Make link text meaningful
Provide meaningful link text unlike "click here"
Screen reader users can generate a list of links and navigate them alphabetically; so make sure your link text is meaningful when it is read out of context and that it is unique.
For users of speech recognition software who do not use a mouse, make sure the link text is easy to speak out loud.
"Register for the webinar" provides a better user experience than "click here."
Use unique and specific link text where possible
The duplicated link text can be confusing when using assistive technologies. For example, if "download report" is used multiple times on the same page for different files, how will users know which report they are downloading? Instead of linking "download the report" use "download the ACEBR Annual Report 2020 (PDF, 1MB)".
Indicate when a link is to a file
This way the user knows they will be opening or downloading a file onto their device. Including the file type and size is considered best practice.
Avoid linking full URLs as the link text
Consider users who must listen to a screen reader read the full URL and speech recognition software users who must read the entire URL out loud.

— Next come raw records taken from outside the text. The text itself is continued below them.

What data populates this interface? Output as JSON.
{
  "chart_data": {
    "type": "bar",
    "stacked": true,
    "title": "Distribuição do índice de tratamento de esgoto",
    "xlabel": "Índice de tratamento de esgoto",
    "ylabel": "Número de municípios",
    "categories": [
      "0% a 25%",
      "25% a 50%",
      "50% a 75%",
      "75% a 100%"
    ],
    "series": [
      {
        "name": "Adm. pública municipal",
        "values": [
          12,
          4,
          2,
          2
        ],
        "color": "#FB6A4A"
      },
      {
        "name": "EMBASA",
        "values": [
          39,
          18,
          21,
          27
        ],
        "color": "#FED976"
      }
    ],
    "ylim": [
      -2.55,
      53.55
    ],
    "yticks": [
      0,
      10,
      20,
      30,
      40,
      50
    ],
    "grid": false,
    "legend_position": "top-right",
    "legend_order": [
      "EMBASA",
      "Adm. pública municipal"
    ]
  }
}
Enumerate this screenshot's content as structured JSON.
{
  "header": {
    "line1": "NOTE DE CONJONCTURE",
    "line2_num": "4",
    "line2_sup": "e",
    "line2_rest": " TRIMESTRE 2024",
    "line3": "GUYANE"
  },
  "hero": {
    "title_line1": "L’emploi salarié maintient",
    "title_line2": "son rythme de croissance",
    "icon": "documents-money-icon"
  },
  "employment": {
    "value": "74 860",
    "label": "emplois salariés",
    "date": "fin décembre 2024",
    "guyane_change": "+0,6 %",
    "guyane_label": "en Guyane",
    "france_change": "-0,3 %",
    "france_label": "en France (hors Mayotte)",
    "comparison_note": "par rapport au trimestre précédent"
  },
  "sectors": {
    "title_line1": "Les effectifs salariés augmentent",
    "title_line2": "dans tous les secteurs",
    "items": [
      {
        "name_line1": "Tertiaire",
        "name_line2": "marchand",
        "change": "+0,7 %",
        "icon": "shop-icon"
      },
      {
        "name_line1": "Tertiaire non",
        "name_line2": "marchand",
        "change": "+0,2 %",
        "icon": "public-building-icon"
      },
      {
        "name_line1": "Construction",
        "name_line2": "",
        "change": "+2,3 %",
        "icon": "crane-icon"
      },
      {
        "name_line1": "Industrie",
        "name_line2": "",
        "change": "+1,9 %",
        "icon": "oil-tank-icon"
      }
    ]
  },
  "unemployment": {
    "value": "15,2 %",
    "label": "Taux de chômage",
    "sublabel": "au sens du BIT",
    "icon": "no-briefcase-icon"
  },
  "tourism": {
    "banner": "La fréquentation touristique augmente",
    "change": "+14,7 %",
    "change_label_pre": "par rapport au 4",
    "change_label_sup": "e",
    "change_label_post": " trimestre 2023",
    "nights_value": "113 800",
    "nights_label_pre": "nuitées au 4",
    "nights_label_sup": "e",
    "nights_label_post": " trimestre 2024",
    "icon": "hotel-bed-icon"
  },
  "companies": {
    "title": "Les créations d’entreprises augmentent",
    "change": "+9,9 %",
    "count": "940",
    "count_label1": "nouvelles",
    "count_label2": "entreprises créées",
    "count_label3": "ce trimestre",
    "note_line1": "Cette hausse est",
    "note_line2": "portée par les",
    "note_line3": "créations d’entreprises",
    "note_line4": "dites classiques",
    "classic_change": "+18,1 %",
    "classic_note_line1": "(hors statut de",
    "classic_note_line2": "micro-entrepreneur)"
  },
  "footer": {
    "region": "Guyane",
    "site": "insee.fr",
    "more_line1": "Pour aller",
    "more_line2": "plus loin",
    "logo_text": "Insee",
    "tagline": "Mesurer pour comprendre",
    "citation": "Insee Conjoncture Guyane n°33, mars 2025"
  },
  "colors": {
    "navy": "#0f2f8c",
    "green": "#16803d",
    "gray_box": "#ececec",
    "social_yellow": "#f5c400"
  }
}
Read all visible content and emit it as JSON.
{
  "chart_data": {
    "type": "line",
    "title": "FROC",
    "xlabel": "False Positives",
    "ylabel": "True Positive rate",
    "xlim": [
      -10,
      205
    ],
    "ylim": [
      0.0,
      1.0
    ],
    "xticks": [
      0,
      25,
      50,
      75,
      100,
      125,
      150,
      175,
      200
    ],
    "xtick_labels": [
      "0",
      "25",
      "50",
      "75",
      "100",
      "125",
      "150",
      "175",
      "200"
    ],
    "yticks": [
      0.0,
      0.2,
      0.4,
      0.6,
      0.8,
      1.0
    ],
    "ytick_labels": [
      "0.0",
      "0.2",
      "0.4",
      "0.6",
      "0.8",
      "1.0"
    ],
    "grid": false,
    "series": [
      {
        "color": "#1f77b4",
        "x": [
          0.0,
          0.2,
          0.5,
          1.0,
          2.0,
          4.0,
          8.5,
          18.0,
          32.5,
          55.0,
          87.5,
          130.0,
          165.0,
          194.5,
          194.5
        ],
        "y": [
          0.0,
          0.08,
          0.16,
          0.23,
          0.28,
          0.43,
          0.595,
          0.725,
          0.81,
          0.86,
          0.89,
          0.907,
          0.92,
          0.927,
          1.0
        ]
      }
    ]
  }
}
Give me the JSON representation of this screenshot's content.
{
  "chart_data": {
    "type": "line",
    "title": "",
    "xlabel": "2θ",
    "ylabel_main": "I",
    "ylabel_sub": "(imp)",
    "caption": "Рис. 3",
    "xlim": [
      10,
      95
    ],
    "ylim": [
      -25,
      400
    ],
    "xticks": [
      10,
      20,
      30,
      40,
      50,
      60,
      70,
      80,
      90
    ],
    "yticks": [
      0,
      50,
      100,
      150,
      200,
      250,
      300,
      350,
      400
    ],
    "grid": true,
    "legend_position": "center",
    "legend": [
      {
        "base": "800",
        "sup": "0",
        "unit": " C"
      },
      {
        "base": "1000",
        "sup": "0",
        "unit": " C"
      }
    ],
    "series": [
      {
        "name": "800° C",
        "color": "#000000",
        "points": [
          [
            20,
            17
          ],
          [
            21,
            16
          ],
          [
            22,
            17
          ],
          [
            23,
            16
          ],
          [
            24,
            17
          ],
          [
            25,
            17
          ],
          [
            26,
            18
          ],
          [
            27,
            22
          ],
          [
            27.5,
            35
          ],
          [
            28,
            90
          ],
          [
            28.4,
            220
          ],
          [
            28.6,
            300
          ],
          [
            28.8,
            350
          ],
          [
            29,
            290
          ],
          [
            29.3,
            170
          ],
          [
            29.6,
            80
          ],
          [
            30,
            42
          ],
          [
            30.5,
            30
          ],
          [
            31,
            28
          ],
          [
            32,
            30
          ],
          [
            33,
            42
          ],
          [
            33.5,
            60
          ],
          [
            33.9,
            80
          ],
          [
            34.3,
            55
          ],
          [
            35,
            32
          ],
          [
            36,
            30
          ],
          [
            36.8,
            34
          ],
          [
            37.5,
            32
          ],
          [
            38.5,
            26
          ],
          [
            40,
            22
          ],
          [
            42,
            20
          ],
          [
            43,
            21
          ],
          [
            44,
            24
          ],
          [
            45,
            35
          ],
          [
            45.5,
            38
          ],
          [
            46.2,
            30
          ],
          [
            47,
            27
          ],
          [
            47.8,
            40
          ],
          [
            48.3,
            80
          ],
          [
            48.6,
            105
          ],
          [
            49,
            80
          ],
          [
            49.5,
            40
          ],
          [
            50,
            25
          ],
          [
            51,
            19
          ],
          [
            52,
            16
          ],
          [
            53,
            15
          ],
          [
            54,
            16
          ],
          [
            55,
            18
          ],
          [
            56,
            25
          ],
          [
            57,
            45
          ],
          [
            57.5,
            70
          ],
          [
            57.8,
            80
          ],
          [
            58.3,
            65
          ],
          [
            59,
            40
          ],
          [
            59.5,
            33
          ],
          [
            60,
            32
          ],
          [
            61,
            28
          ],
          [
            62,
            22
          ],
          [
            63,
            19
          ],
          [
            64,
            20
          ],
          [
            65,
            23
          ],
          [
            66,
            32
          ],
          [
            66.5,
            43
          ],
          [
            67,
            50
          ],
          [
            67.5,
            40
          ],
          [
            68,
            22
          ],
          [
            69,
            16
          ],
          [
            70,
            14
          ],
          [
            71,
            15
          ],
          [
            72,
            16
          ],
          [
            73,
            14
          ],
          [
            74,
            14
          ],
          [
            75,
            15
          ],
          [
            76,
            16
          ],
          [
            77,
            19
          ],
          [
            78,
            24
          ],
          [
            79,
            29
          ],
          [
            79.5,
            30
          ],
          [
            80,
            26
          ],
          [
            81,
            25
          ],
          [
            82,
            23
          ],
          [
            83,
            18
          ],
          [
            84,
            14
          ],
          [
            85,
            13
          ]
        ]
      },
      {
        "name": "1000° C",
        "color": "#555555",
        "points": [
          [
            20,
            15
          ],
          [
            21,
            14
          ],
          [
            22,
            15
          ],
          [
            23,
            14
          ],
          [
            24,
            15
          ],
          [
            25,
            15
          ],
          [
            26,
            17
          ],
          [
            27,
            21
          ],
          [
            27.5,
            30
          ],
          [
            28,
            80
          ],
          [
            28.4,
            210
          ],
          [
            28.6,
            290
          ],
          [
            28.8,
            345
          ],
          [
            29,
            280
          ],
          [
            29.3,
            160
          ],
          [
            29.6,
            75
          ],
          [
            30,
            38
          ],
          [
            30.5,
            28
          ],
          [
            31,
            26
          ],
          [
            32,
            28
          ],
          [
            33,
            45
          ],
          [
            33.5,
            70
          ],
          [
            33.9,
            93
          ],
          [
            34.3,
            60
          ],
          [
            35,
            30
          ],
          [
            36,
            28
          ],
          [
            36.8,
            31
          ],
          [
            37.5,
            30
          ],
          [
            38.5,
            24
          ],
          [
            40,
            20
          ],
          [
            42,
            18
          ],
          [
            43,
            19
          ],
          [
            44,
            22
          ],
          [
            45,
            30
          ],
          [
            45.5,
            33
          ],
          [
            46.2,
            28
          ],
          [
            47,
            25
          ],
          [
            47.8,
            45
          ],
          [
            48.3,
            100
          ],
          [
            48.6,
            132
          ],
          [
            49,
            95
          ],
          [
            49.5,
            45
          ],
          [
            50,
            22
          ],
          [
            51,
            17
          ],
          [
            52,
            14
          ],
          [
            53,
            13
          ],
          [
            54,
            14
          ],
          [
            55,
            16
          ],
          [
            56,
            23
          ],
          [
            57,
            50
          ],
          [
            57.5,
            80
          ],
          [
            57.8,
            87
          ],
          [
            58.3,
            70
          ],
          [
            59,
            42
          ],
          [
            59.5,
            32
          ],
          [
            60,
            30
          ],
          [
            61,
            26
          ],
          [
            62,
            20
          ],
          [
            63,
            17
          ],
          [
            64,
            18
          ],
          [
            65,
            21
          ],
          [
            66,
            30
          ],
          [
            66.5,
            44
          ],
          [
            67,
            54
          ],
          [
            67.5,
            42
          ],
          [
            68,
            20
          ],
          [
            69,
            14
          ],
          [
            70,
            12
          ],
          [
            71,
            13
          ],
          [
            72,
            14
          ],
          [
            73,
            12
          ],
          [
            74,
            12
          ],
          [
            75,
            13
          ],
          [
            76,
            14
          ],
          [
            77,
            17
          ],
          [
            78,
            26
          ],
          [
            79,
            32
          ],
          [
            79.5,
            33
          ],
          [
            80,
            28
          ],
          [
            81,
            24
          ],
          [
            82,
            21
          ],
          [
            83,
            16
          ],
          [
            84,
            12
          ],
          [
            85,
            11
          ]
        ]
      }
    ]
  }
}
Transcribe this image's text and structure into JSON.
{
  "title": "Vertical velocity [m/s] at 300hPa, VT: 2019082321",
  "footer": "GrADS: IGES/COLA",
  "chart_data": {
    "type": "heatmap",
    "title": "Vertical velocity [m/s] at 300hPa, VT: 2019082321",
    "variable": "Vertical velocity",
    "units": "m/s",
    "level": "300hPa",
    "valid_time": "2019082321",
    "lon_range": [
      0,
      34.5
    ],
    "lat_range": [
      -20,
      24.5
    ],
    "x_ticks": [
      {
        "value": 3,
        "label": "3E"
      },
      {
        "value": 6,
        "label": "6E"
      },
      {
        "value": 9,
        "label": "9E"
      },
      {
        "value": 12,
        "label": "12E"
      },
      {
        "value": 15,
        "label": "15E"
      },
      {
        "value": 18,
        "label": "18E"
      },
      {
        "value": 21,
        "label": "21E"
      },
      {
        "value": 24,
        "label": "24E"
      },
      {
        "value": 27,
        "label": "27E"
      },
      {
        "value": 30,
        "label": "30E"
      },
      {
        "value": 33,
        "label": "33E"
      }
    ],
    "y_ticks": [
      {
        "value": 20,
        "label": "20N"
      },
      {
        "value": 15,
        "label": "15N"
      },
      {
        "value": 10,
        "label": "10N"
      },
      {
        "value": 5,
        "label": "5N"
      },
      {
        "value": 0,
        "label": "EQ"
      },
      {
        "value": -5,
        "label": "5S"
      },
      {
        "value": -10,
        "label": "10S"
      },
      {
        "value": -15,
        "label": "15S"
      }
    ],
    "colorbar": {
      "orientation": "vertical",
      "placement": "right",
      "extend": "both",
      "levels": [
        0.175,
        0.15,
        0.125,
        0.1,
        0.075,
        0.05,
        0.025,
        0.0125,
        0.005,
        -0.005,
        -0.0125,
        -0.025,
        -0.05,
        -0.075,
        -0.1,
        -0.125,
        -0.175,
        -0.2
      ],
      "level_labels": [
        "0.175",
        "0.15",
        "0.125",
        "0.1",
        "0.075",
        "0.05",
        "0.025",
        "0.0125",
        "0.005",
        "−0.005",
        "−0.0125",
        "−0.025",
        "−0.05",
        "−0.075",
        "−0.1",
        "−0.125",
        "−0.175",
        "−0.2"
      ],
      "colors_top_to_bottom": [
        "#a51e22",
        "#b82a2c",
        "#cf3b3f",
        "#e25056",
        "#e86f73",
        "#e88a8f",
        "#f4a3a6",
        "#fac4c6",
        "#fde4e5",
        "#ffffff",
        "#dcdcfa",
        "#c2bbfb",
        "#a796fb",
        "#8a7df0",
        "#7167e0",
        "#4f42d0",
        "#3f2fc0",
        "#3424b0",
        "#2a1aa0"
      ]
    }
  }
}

- Best practice: Wollongong City Council waste management fees and charges
- Poor practice: https://wollongong.nsw.gov.au/your-council/fees-and-charges/fees-and-charges?fee=Waste%20Management%20
Avoid opening links in a new window/tab
If a link must open in a new window/tab, let people know.
While this technique is not strictly required for WCAG compliance, communicating the link's behaviour will remove confusion for everyone, particularly users of assistive technology.